Purpose: This is a short post in which we will see how to look-up a symbol name (function or a variable) from the address that it outputted in the kernel dmesg logs and vice versa.
Note: Please note that this is not a HOWTO on how to debug Linux Kernel when it does a OOPS or Kernel Panic. May be I will cover those topics at some later date.
Let’s say you upgrade your kernel and you notice the following anomaly in your dmesg logs even though your system appears to boot fine at least to the naked eye:
[ 24.155180] irq 17: nobody cared (try booting with the "irqpoll" option)

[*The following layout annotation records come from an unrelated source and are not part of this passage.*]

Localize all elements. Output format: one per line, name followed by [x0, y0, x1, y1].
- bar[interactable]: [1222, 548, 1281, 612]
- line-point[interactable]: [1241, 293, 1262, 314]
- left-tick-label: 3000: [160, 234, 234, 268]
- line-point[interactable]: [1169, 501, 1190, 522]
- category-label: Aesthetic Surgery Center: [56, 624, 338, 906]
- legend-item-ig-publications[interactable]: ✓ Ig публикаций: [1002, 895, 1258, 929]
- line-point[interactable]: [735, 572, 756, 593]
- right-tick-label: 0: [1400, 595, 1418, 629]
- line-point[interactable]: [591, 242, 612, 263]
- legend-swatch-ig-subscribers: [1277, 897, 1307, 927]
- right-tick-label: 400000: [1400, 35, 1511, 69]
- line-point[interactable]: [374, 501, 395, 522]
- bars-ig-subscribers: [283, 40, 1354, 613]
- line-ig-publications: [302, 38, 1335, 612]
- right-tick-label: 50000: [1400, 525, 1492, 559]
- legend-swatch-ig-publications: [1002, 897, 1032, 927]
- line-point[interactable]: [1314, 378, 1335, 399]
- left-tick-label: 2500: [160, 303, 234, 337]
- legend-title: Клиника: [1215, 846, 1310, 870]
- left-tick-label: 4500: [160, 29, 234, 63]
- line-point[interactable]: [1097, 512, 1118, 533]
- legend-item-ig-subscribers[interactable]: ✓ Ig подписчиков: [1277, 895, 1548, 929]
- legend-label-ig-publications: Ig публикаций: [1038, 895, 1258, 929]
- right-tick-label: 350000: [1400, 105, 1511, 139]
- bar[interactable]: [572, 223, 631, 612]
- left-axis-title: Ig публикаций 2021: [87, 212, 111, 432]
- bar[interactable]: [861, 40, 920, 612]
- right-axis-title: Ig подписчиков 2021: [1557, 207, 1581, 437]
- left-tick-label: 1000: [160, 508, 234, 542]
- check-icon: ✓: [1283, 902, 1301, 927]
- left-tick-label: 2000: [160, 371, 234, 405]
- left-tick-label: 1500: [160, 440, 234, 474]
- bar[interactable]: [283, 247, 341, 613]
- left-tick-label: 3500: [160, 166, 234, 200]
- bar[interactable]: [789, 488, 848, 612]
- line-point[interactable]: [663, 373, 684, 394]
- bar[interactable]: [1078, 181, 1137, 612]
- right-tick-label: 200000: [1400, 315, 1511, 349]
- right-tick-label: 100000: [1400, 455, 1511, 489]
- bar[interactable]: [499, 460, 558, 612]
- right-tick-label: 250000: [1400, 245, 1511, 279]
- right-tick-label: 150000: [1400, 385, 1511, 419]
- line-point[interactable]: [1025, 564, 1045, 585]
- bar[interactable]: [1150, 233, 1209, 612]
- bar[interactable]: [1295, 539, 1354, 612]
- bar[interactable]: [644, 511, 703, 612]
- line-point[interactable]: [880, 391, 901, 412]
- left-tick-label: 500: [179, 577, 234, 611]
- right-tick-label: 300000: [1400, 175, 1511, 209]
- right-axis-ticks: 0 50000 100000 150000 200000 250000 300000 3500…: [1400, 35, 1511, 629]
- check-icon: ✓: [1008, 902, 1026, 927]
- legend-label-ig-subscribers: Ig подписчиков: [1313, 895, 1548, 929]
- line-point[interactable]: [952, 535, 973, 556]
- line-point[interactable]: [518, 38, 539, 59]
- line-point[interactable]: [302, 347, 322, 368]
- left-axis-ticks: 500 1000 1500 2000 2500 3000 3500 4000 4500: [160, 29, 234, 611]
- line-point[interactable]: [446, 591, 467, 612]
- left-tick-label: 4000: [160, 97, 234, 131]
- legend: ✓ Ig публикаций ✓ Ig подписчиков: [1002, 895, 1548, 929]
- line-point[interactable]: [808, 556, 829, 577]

[ 24.155284] Pid: 0, comm: swapper Not tainted 2.6.32-bpo.5-686 #1
[ 24.155373] Call Trace:
[ 24.155463] [<c106cf75>] ? __report_bad_irq+0x24/0x69
[ 24.155554] [<c106cf7c>] ? __report_bad_irq+0x2b/0x69
[ 24.155644] [<c106d0a1>] ? note_interrupt+0xe7/0x13e
[ 24.155734] [<c106d5cf>] ? handle_fasteoi_irq+0x7a/0x97
[ 24.155827] [<c1004dd7>] ? handle_irq+0x17/0x1b
[ 24.155915] [<c1004659>] ? do_IRQ+0x38/0x89
[ 24.156002] [<c10037f0>] ? common_interrupt+0x30/0x38
[ 24.156096] [<c10400d8>] ? ftrace_raw_output_workqueue_insertion+0x80/0x8c
[ 24.156192] [<c104f06e>] ? tick_nohz_stop_sched_tick+0x34a/0x36e
[ 24.156285] [<c1002367>] ? cpu_idle+0x67/0xa4
[ 24.156375] [<c13bf7fc>] ? start_kernel+0x318/0x31d
[ 24.156461] handlers:
[ 24.156539] [<f7cc3855>] (usb_hcd_irq+0x0/0x71 [usbcore])

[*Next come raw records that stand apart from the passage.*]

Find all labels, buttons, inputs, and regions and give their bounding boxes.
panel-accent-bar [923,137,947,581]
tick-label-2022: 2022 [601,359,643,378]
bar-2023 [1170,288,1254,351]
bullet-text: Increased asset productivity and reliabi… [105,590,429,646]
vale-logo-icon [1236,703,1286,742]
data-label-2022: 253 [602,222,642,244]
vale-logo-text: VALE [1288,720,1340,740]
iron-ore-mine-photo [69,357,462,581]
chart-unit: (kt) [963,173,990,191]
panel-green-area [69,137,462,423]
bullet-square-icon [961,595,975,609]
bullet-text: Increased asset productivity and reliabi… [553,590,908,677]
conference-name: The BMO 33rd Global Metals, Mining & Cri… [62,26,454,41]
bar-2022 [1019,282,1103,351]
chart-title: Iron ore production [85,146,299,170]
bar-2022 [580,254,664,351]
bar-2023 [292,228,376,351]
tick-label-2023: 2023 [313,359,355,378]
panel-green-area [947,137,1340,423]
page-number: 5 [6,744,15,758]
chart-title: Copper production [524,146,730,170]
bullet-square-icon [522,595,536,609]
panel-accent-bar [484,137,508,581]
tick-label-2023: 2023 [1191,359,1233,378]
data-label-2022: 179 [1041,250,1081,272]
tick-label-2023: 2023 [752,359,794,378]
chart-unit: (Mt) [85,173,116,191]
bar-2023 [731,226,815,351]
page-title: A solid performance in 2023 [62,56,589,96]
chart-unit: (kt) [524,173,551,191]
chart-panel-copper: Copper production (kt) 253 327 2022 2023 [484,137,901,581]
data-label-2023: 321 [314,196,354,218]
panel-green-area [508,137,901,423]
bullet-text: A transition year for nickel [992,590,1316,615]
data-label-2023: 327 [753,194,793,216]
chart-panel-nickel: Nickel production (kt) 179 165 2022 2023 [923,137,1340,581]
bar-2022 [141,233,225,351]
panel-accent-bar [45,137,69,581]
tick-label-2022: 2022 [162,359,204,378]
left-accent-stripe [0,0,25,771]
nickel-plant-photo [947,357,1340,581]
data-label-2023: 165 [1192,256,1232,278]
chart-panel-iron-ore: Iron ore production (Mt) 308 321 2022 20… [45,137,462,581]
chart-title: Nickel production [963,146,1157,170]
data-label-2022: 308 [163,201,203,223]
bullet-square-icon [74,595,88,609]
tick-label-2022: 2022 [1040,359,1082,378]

[ 24.156755] Disabling IRQ #17
Now let’s say you want to understand what does the above highly technical output means. Let’s pickup a line from the above out say the one in the red color and we assume that this line might give us useful information regarding the above anomaly, although that might not be the case because in an actual oops, it is generally the first or the last line in the backtrace that provided the most useful debugging information. Let’s understand one-by-one what each of those columns in the following line means:
[24.155827] [<c1004dd7>] ? handle_irq+0x17/0x1b
[24.155827] is the timestamps information printed by the Linux Kernel. This simply means that this line was output approximately 24 seconds later after the Linux Kernel started booting.
[<c1004dd7>] is the address (let’s just say for now) of the function, handle_irq, in the System Map table.
handle_irq is name of the “offending” function in the Linux Kernel code.
0x17 is the offset (and not the Line Number) which basically points out to the piece of the code in the function that was involved in the above action.
0x1b is size of the function, handle_irq. The offset (0x17) should always be less than the size of the function (0x1b).
Now let’s see how this information related to the System Map table file that is generated when you install your Linux Kernel.
Give the following command:
# cat /boot/System.map-2.6.32-bpo.5-686 | grep handle_irq
You will need to substitute the name of your Kernel System Map table file accordingly.
c1004dc0 T handle_irq
c100cffc t intel_pmu_handle_irq
c100d2a4 t p6_pmu_handle_irq
c100d3bd t amd_pmu_handle_irq
We are interested in the first line since that is what we think our offending function is. However, the address c1004dc0 does not matches with the address (c1004dd7) that we found in the output above. So how do we reconcile these numbers?
Let’s try to subtract the hex number c1004dc0 from c1004dd7 i.e.
c1004dd7 - c1004dc0 = 17
Bingo! The number 17 matches with the output, 0x17, that we got in the anomaly. So to summarize:
c1004dc0 is the starting address of the function handle_irq.
c1004dd7 is the address (after adding 17 to the above starting address) of the piece of the code in the function.
Similarly, you can do these exercise for other functions like cpu_idle and start_kernel from the above dmesg output.